With this type of experience, the salesperson goes through “streaks” where they are very cold, selling nothing, usually at the beginning of the month…followed by “streaks” when things go better, usually at the end of the month. The moon? Position of the stars? No… Human conscience.
When sales dipped, the management wanted people to push harder.
…Reasonable if the product is good, but, fortunately, most salespeople are people and they unconsciously reacted to what they learned was a poor product by not selling any more than the minimum. When we/they didn’t have to sell from necessity, the sales didn’t happen. When you had to sell to put food on the table…you did. It was one way or the other.
…the result? Burnout.
By the way, I’m told time-sharing is different today and if so, that is a wonderful thing. The idea of interval ownership is a very cool idea and done well, should easily be profitable for property owner and buyer. All that for another discussion…for today let’s go on….
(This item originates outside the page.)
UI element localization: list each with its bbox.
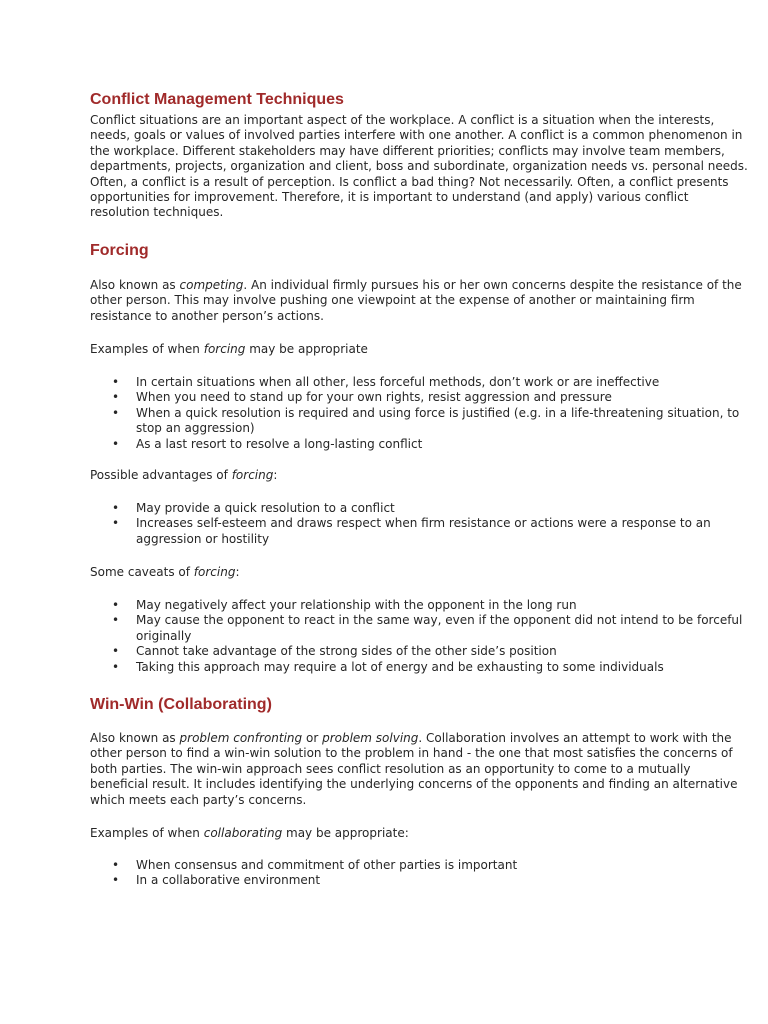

Now imagine this salesperson has been taking their “ups” and selling the heck out of them (an “up” is a disgusting word for someone that is sent up from someone or somewhere else, they are going to be “the customer”. If you are interested in looking at the timeshare…and you traveled “up” to the resort, you were an “up.”).
That salesperson has to take that emotional baggage, the guilt, the stomach churning, everywhere they go after working for this company or selling this product… until they do therapy…by themselves or with someone else.
A gentleman came up and talked to me at a convention last year. He asked if he could pull me aside and ask an important question.
He told me he worked for a major pharmaceutical company. He told me how their product lines were not good when compared to those of company X. He told me that company X products in fact almost always tested better in studies and that their sales and commissions were higher. He was frustrated.
“Kevin, how do I sell more against this kind of competition?”
“Go to the local sales manager at Company X, tell him what you just told me and he will hire you ON THE SPOT.”
And that is yet another problem. When you don’t sell a good product or at least a product that is something people want or need or a good value…you have nothing but long-term problems that haunt every day…
But they usually don’t get therapy…and they don’t tell anyone…who would they tell? Their company? Their manager? Their wife? Their kids? Their neighbor? No, it’s like telling people you are an arsonist. “Hey, I set houses on fire and I don’t feel good about it…”
They go somewhere else and sell something that is a good product. Maybe they sell something of incredible value. Maybe they work for Johnson and Johnson or Proctor Gamble or go into business for themselves….and simply produce the best stuff on the planet. That should take care of everything…right?
They stink there too. Now they finally have a good company, good product and they can’t sell. What’s up with that?!
What’s happened is that they start to think that they “can’t do it.” ….that they were “good once,” and just don’t have the “knack” anymore. They are “burned out.”